The idea that the police are potentially our friends, which is spread around by XR, is just wrong. Many people were abused by the police (especially people who are part of a minority) with people being dragged into cells and stripped searched by force or threatened with broken bones. The nice police officers you might come across when you’re protesting “nicely” pretend to be friendly to get information and to get into peoples’ heads, but they will turn into brutes the moment they are ordered to. This idea that the police are possible allies is harmful to everyone who has been abused or has suffered systematic abuse from the police as it marginalises their experiences.
And despite the best efforts of thousands of people for over a week, how many police officers have thrown their badges on the floor and refused to serve a regime which throws people in cells for protesting what is going to kill billions of people?
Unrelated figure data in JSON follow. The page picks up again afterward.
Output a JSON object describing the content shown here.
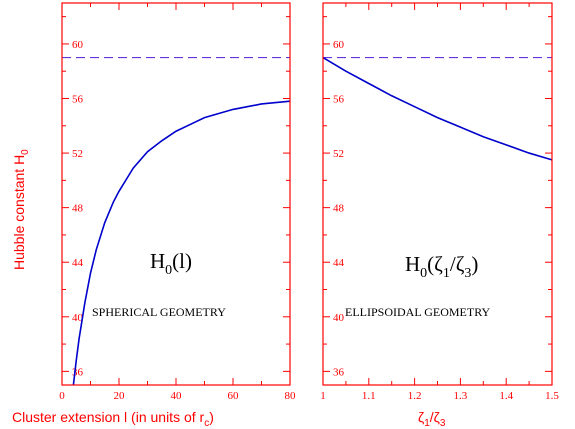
{
  "chart_data": [
    {
      "type": "line",
      "title": "",
      "xlabel": "Cluster extension l (in units of r_c)",
      "ylabel": "Hubble constant H_0",
      "xlim": [
        0,
        80
      ],
      "ylim": [
        35,
        63
      ],
      "xticks": [
        0,
        20,
        40,
        60,
        80
      ],
      "yticks": [
        36,
        40,
        44,
        48,
        52,
        56,
        60
      ],
      "x_tick_labels": [
        "0",
        "20",
        "40",
        "60",
        "80"
      ],
      "y_tick_labels": [
        "36",
        "40",
        "44",
        "48",
        "52",
        "56",
        "60"
      ],
      "series": [
        {
          "x": [
            4,
            5,
            6,
            8,
            10,
            12,
            15,
            18,
            20,
            25,
            30,
            35,
            40,
            45,
            50,
            55,
            60,
            65,
            70,
            75,
            80
          ],
          "y": [
            35.0,
            36.8,
            38.4,
            41.0,
            43.2,
            44.9,
            46.9,
            48.4,
            49.2,
            50.9,
            52.1,
            52.9,
            53.6,
            54.1,
            54.6,
            54.9,
            55.2,
            55.4,
            55.6,
            55.7,
            55.8
          ]
        }
      ],
      "reference_line": {
        "y": 59,
        "style": "dashed"
      },
      "annotations": {
        "main": "H_0(l)",
        "main_base": "H",
        "main_sub": "0",
        "main_rest": "(l)",
        "geometry": "SPHERICAL GEOMETRY"
      },
      "axis_labels": {
        "x_main": "Cluster extension l (in units of r",
        "x_sub": "c",
        "x_end": ")",
        "y_main": "Hubble constant H",
        "y_sub": "0"
      },
      "grid": false,
      "legend": "none"
    },
    {
      "type": "line",
      "title": "",
      "xlabel": "ζ_1/ζ_3",
      "ylabel": "",
      "xlim": [
        1.0,
        1.5
      ],
      "ylim": [
        35,
        63
      ],
      "xticks": [
        1.0,
        1.1,
        1.2,
        1.3,
        1.4,
        1.5
      ],
      "yticks": [
        36,
        40,
        44,
        48,
        52,
        56,
        60
      ],
      "x_tick_labels": [
        "1",
        "1.1",
        "1.2",
        "1.3",
        "1.4",
        "1.5"
      ],
      "y_tick_labels": [
        "36",
        "40",
        "44",
        "48",
        "52",
        "56",
        "60"
      ],
      "series": [
        {
          "x": [
            1.0,
            1.05,
            1.1,
            1.15,
            1.2,
            1.25,
            1.3,
            1.35,
            1.4,
            1.45,
            1.5
          ],
          "y": [
            59.0,
            58.0,
            57.1,
            56.2,
            55.4,
            54.6,
            53.9,
            53.2,
            52.6,
            52.0,
            51.5
          ]
        }
      ],
      "reference_line": {
        "y": 59,
        "style": "dashed"
      },
      "annotations": {
        "main": "H_0(ζ_1/ζ_3)",
        "main_base": "H",
        "main_sub": "0",
        "main_p1": "(ζ",
        "main_sub1": "1",
        "main_p2": "/ζ",
        "main_sub2": "3",
        "main_p3": ")",
        "geometry": "ELLIPSOIDAL GEOMETRY"
      },
      "axis_labels": {
        "x_a": "ζ",
        "x_a_sub": "1",
        "x_b": "/ζ",
        "x_b_sub": "3"
      },
      "grid": false,
      "legend": "none"
    }
  ],
  "colors": {
    "axes": "#ff0000",
    "curve": "#0000cc",
    "reference": "#6633dd",
    "annotation": "#000000"
  }
}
It is obvious that the police are not going to change sides and help shut down all the different things which are poisoning the planet. Rather, as was shown as the week drew on, they will continue to protect them. Furthermore, it is only a matter of time before the police start using more heavy-handed methods (the bully cannot let people stand up to him and get away with it!). Therefore, our attempts cannot be restricted to just civil disobedience as it is not capable of dismantling the capitalist system. Instead of imploring the State to stop doing evil things, we must stop these evils ourselves using a wide range of tactics which allow us to attack what is destroying the planet.
But we must remember, because any meaningful response to climate change requires system change, the manner in which we change the system is incredibly important too. If we just have a few thousand people leading the charge we risk making a society which doesn’t represent the needs of everyone – and risks replacing our current form of oppression with a new one. We need to have a mass, global movement from the entire populace to ensure the new system is a good system.
So what’s the alternative? Imagine if the thousands of protestors in London, instead of peacefully occupying public spaces started organising with the public to achieve mass action against things like fossil fuel plants (as in industries?) and the like. Instead of us asking those powerful people who are benefiting from the destruction of the environment to stop destroying the planet – we could fight to just stop them whether or not they agree to do this! Ultimately though, this will mean a revolution to get rid of capitalism and replace it with a society based on need not profit and exists in harmony with nature.